The Turner group at the University of Manchester has recently discovered a new group of NADPH-dependent oxidoreductases (meta-IREDs) that are able to catalyse three distinct chemical reactions within a single active-site, namely imine formation, conjugate (C=C) reduction and imine reduction. When presented with a 3-aryl-substituted-5,6-dihydropyridinium substrate, the products with these meta-IREDs are the fully reduced chiral 3-aryl-substituted piperidines which are obtained in high yield and e.e. (>98%). The 3-aryl substituted piperidine is a key motif present in a number of active pharmaceutical ingredients (APIs) including the GSK drug niraparib (Zejula), a recently launched PARP (poly ADP ribose polymerase) inhibitor for the treatment of ovarian cancer. The Turner group have now developed a new synthesis of a key chiral building block for niraparib using one of these newly discovered meta-IREDs. This synthesis is shorter than the current manufacturing route employed by GSK and hence represents an opportunity to develop a 2nd generation approach based upon engineered biocatalysts.

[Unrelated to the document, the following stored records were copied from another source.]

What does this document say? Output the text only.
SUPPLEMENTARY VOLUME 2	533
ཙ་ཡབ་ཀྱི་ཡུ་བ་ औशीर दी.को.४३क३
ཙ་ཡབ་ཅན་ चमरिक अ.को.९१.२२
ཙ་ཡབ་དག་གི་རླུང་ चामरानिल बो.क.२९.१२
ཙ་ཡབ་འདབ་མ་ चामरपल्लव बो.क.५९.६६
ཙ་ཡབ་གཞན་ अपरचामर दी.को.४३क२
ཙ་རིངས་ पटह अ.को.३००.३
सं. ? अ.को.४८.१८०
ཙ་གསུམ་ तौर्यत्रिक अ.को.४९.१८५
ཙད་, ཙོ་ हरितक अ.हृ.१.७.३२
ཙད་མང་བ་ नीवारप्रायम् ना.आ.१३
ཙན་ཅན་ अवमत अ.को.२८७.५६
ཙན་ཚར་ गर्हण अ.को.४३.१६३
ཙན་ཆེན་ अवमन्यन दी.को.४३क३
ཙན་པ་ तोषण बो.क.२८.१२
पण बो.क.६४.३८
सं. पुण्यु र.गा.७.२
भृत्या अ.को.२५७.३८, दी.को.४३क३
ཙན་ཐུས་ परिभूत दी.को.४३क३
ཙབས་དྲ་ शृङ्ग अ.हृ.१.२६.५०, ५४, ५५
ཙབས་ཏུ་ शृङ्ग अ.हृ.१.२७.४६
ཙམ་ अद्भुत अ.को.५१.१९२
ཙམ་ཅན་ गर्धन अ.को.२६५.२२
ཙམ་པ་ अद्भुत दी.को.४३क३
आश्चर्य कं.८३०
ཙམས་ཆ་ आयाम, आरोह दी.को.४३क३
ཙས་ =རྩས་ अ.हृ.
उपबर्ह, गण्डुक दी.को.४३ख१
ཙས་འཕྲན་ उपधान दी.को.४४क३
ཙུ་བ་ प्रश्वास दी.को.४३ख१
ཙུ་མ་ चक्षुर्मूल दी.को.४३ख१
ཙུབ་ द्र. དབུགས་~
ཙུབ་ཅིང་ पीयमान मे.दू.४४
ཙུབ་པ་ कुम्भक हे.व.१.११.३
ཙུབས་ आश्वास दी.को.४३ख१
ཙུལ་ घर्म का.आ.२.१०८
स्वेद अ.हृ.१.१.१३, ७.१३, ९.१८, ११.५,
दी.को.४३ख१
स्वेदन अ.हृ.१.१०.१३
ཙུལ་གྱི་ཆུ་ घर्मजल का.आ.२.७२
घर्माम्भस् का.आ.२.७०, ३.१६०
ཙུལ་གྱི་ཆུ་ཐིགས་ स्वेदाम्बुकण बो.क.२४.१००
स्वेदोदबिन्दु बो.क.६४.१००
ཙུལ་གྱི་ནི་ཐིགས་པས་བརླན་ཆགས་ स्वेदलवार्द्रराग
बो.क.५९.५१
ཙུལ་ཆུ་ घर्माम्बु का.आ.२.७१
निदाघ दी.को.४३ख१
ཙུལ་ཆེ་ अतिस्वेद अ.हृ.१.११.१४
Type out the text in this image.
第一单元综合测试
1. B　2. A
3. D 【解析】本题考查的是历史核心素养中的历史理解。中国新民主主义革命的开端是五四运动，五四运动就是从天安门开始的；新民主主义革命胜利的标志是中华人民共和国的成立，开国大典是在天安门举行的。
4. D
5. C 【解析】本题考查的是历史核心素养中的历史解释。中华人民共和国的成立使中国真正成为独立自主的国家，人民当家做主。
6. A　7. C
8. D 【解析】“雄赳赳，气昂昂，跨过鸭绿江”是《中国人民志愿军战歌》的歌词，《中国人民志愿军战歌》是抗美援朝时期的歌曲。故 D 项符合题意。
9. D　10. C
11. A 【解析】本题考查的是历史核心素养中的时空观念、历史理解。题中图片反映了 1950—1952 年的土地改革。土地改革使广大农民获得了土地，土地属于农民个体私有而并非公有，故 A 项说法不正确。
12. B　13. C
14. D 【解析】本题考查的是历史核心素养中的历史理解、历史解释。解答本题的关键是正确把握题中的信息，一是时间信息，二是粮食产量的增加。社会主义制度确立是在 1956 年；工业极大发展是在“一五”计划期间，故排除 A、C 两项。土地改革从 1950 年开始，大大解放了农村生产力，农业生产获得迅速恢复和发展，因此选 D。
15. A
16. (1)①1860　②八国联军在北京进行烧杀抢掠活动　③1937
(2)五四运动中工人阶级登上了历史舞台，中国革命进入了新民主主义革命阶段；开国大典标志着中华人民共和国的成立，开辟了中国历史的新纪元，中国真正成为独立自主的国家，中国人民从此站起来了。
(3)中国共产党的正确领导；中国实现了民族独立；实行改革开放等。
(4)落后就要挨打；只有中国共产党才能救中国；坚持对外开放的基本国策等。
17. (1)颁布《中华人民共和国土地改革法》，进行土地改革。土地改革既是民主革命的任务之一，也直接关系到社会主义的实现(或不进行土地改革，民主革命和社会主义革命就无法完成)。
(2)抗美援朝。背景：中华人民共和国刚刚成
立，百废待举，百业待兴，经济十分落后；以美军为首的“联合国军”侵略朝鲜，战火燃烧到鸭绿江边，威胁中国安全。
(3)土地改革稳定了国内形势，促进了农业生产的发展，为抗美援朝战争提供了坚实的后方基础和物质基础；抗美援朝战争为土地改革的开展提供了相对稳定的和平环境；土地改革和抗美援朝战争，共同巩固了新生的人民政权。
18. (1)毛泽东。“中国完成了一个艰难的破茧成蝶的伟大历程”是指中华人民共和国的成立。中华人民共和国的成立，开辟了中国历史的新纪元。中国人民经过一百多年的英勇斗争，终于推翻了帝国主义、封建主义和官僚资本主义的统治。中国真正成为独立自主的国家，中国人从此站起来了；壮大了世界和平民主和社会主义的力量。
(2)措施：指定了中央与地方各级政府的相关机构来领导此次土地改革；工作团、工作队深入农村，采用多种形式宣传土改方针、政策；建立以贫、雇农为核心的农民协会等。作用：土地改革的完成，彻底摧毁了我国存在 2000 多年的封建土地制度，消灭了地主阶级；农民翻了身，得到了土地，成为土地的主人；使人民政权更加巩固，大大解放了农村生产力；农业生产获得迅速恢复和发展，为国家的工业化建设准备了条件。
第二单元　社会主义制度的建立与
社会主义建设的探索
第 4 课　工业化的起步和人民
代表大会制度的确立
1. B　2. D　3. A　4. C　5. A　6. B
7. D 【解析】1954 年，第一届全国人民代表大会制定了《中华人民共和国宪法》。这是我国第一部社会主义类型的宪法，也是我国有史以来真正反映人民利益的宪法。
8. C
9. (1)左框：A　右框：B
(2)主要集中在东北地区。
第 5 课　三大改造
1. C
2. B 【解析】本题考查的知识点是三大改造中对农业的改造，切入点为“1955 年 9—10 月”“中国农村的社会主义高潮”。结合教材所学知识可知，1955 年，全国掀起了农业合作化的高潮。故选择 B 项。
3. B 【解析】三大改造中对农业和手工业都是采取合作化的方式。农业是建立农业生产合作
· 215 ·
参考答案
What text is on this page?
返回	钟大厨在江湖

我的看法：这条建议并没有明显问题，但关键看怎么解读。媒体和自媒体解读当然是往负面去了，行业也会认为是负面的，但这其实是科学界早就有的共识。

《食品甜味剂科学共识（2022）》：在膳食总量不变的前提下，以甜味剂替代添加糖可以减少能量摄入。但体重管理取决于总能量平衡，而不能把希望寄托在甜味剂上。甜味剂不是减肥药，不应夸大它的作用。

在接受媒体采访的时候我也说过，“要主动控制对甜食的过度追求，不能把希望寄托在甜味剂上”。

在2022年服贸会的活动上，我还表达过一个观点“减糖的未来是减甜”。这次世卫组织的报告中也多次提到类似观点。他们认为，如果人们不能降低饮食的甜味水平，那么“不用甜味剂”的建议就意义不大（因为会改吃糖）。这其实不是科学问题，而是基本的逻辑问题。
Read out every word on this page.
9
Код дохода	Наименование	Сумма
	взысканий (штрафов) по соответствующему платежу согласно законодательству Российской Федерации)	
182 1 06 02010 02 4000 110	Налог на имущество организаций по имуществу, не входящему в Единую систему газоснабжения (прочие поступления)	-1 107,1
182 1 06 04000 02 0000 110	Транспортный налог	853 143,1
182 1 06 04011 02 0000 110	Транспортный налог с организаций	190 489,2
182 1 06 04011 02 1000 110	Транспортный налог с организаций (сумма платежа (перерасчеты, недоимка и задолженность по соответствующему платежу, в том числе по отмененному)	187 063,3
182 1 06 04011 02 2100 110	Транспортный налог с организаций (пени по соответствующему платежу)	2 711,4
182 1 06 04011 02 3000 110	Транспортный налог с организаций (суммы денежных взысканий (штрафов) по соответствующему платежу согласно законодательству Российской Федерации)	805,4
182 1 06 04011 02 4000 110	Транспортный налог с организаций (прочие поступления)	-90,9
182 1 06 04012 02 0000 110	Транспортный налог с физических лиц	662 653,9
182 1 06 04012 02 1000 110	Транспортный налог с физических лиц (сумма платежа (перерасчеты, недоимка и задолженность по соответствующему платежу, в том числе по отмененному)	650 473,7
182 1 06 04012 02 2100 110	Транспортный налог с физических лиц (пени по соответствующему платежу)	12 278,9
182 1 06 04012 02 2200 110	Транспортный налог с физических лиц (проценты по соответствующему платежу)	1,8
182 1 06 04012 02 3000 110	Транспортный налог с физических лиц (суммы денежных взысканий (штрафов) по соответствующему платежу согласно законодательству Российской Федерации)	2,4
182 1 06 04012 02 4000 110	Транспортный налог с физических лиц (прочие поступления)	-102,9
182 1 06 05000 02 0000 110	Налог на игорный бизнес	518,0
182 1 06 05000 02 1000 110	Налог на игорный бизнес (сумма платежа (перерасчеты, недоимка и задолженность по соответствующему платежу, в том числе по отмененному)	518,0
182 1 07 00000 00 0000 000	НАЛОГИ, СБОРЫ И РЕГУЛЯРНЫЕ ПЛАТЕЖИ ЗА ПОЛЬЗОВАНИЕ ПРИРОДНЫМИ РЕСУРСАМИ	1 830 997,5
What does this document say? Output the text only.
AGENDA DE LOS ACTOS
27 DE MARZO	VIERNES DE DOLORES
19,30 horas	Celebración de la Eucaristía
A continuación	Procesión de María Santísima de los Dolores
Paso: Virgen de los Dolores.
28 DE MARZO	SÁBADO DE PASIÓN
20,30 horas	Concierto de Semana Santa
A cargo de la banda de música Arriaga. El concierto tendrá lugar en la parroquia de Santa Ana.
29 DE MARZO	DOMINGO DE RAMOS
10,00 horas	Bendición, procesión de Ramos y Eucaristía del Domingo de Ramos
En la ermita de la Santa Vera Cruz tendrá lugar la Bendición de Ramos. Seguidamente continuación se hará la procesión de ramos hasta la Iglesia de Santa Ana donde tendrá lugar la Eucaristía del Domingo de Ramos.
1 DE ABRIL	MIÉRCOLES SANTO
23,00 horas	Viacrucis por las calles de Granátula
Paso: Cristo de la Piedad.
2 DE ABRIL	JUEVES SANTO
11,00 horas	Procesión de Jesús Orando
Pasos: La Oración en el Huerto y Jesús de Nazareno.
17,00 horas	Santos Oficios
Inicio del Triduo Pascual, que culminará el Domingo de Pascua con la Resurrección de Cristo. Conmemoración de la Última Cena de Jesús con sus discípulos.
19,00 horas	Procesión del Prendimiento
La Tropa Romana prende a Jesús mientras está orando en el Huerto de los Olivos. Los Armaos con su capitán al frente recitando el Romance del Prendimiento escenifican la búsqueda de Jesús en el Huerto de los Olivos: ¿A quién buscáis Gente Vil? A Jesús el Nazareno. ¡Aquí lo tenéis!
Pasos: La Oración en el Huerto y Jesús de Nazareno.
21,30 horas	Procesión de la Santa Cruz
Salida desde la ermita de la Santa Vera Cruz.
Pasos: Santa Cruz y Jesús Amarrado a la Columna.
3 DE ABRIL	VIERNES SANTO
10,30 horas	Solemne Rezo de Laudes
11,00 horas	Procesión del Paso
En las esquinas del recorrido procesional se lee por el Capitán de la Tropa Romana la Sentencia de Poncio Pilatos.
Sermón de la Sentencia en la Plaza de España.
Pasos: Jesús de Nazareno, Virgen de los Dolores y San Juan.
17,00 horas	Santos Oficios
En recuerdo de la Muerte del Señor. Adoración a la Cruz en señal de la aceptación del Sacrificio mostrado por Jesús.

This proposal outlines the process we intend to implement to engineer a biocatalytic cascade for the efficient synthesis of Niraparib, a recently approved treatment for ovarian cancer treatment.

The first synthetic route initially developed by Merck and involves an eight step synthesis to obtain the key intermediate, we propose a shorter five step route that eliminates the need for certain harsh chemicals such as aluminium trichloride. The reduction in overall complexity of the synthetic strategy will improve the lead time for delivery of the final drug molecule, thus allowing more rapid production and availability in the market.

This project not only aligns with the "Principles of Green Chemistry", but will aid in the enhancement of industrial biotechnology through the development of a novel biocatalysts for application. The application-guided collaborative research outlined in this proposal aims to aid bridging the gap between academic and industrial application of IRED and HDNO enzymes beyond their biological purpose. This interdisciplinary research combines methods from synthetic biology, biocatalysis and analytical chemistry and will encourage the training of researchers working at the interface of these technologies, feeding into the UK and EU industrial sector for future endeavours.